Typing Accuracy vs Speed: Finding the Right Balance

Why accuracy matters as much as speed

Typing fast with lots of errors is slower in practice: you spend time fixing mistakes, and in many jobs and tests, errors count against you. Net WPM (after penalties) or accuracy-weighted scores often favor the typist who types at a steady pace with few errors over the one who types fast but sloppily. So improving typing accuracy is not separate from improving speed—it's the foundation.

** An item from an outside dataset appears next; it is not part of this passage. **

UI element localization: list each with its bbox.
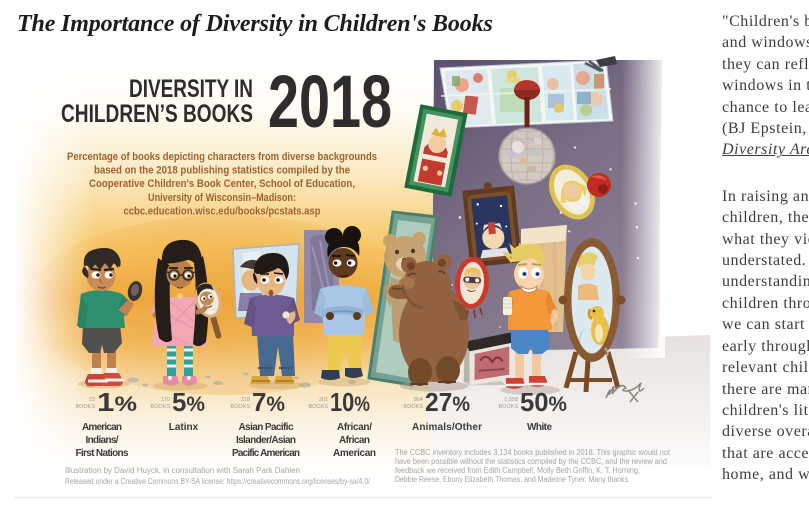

Accuracy first, then speed

A practical approach: aim for 95%+ accuracy and hold that standard. Once you're consistent, gradually increase speed. If accuracy drops when you push for higher WPM, slow down slightly until accuracy is back, then try again. This builds clean habits and avoids reinforcing mistakes. Use a typing test that shows both WPM and accuracy so you can track both.

How tests handle errors

Different tests count errors differently. Some show raw WPM and accuracy separately; some calculate net WPM (e.g. subtracting for errors). TypingMonk shows live WPM and accuracy and lets you choose error-counting mode (e.g. count errors as you go vs "Final Only"). Understanding how your practice test works helps you interpret results and match employer or school tests. See our FAQ and WPM chart for details.

Practice strategy

Do short, focused sessions. Use easy or medium difficulty at first so you can concentrate on accuracy. When you're comfortable, increase difficulty and test length. Take a 3- or 5-minute typing test regularly and record both WPM and accuracy; over time you'll see both improve if you keep accuracy as the priority.